MANILA, December 17, 2010 (AFP) – A retired Philippine general on trial for plundering nearly seven million dollars from army coffers could be let off with a light punishment after a plea bargain, a special graft court said Friday.
Carlos Garcia posted bail after pleading guilty Thursday on lesser charges so he could avoid being tried for “plunder” or massive corruption, punishable by life in jail, court spokesman Renato Bocar said.
“He has not yet been sentenced but he has entered a plea of guilty and it has been accepted by the court,” Bocar, the court clerk for the Sandiganbayan anti-graft court, told AFP.
By pleading guilty to the lesser charges of “direct bribery” and money laundering, and agreeing to return some of the plundered funds, Garcia could serve as little as six years in jail, Bocar said.
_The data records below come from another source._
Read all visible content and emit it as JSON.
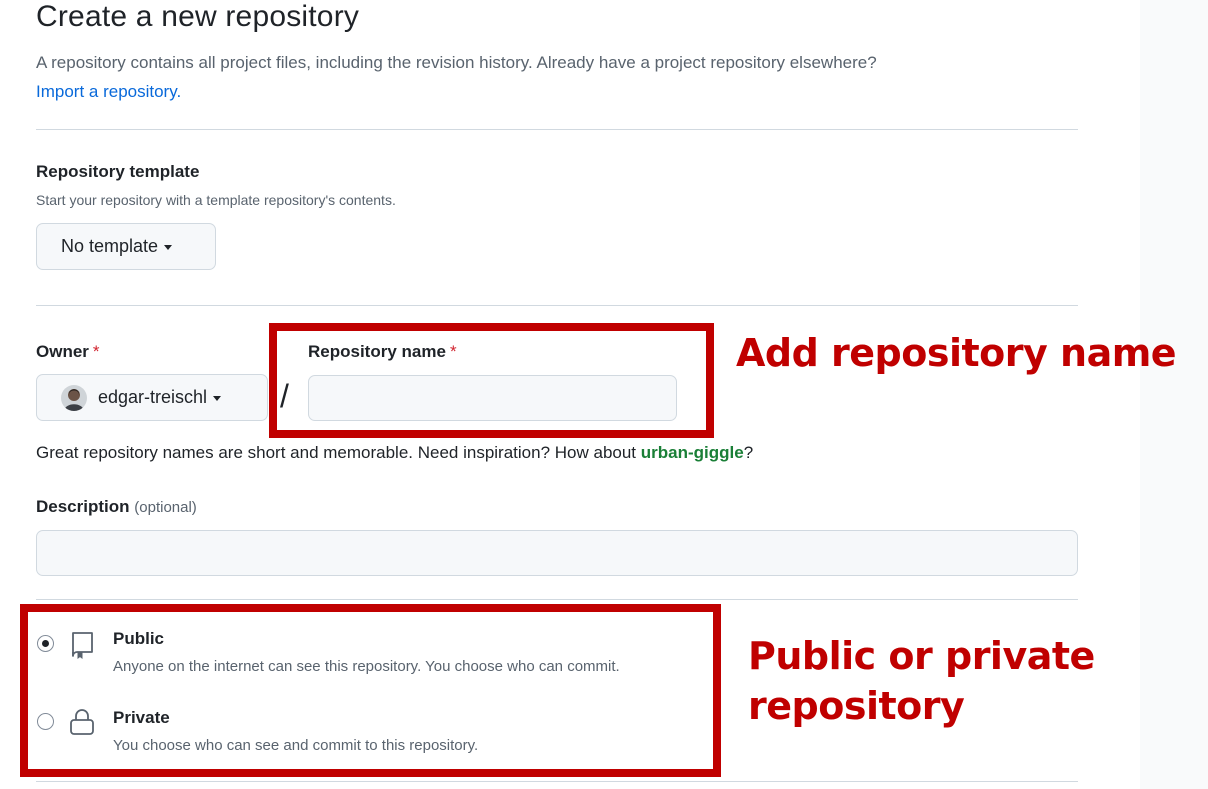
{
  "header": {
    "title": "Create a new repository",
    "subtitle": "A repository contains all project files, including the revision history. Already have a project repository elsewhere?",
    "import_link": "Import a repository."
  },
  "template": {
    "label": "Repository template",
    "note": "Start your repository with a template repository's contents.",
    "selected": "No template"
  },
  "owner": {
    "label": "Owner",
    "required_mark": "*",
    "selected": "edgar-treischl"
  },
  "separator": "/",
  "repo_name": {
    "label": "Repository name",
    "required_mark": "*",
    "value": ""
  },
  "name_hint": {
    "text": "Great repository names are short and memorable. Need inspiration? How about ",
    "suggestion": "urban-giggle",
    "suffix": "?"
  },
  "description": {
    "label": "Description",
    "optional": "(optional)",
    "value": ""
  },
  "visibility": {
    "selected": "public",
    "options": [
      {
        "id": "public",
        "title": "Public",
        "desc": "Anyone on the internet can see this repository. You choose who can commit.",
        "icon": "repo-icon"
      },
      {
        "id": "private",
        "title": "Private",
        "desc": "You choose who can see and commit to this repository.",
        "icon": "lock-icon"
      }
    ]
  },
  "annotations": {
    "name_callout": "Add repository name",
    "visibility_callout_line1": "Public or private",
    "visibility_callout_line2": "repository",
    "color": "#c00000"
  },
  "colors": {
    "link": "#0969da",
    "suggestion": "#1a7f37",
    "required": "#d1242f"
  }
}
In theory, he could even walk free because he has already served about six years in prison during the criminal investigation and trial, Bocar added.
Bocar said he did not know how much money Garcia had agreed to return to the government. Under the plea bargain Garcia will win temporary liberty until his sentencing, which has not been scheduled.
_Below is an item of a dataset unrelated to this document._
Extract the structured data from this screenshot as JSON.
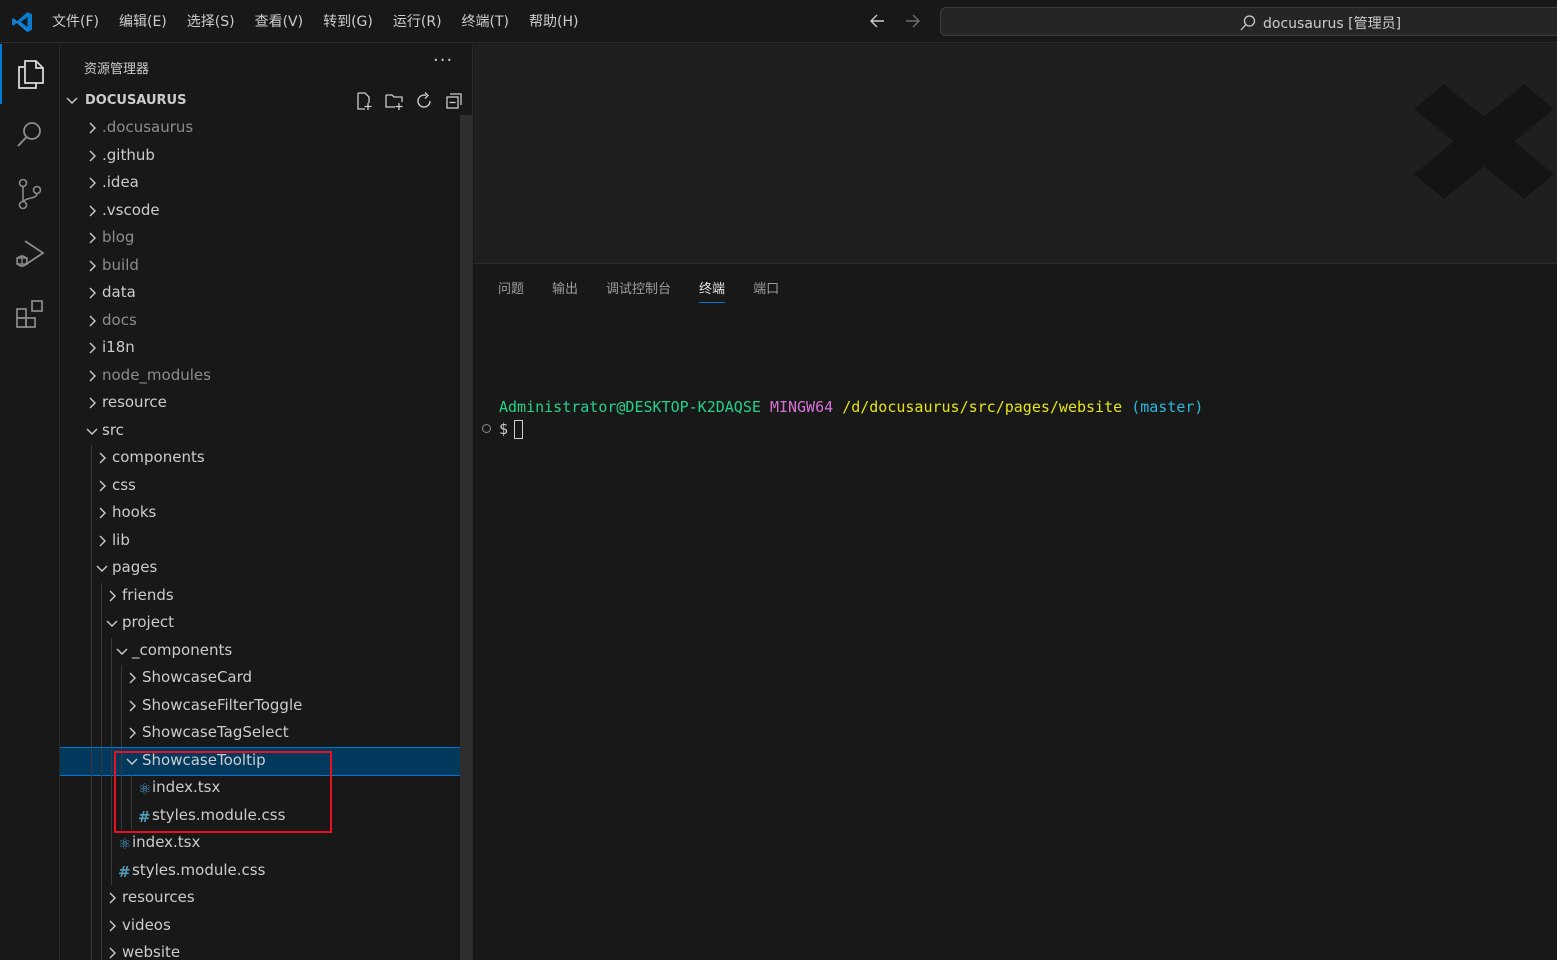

Garcia and his family were accused of amassing over 300 million pesos (6.8 million dollars) during his term as comptroller of the armed forces, in a case which shocked the nation.
The general’s crimes came to light after his two sons were stopped by US customs police trying to smuggle 100,000 dollars into the United States in 2003.
Garcia’s sons and wife are also detained in the Philippines but there is a pending motion for the charges against them to be dismissed, Bocar added.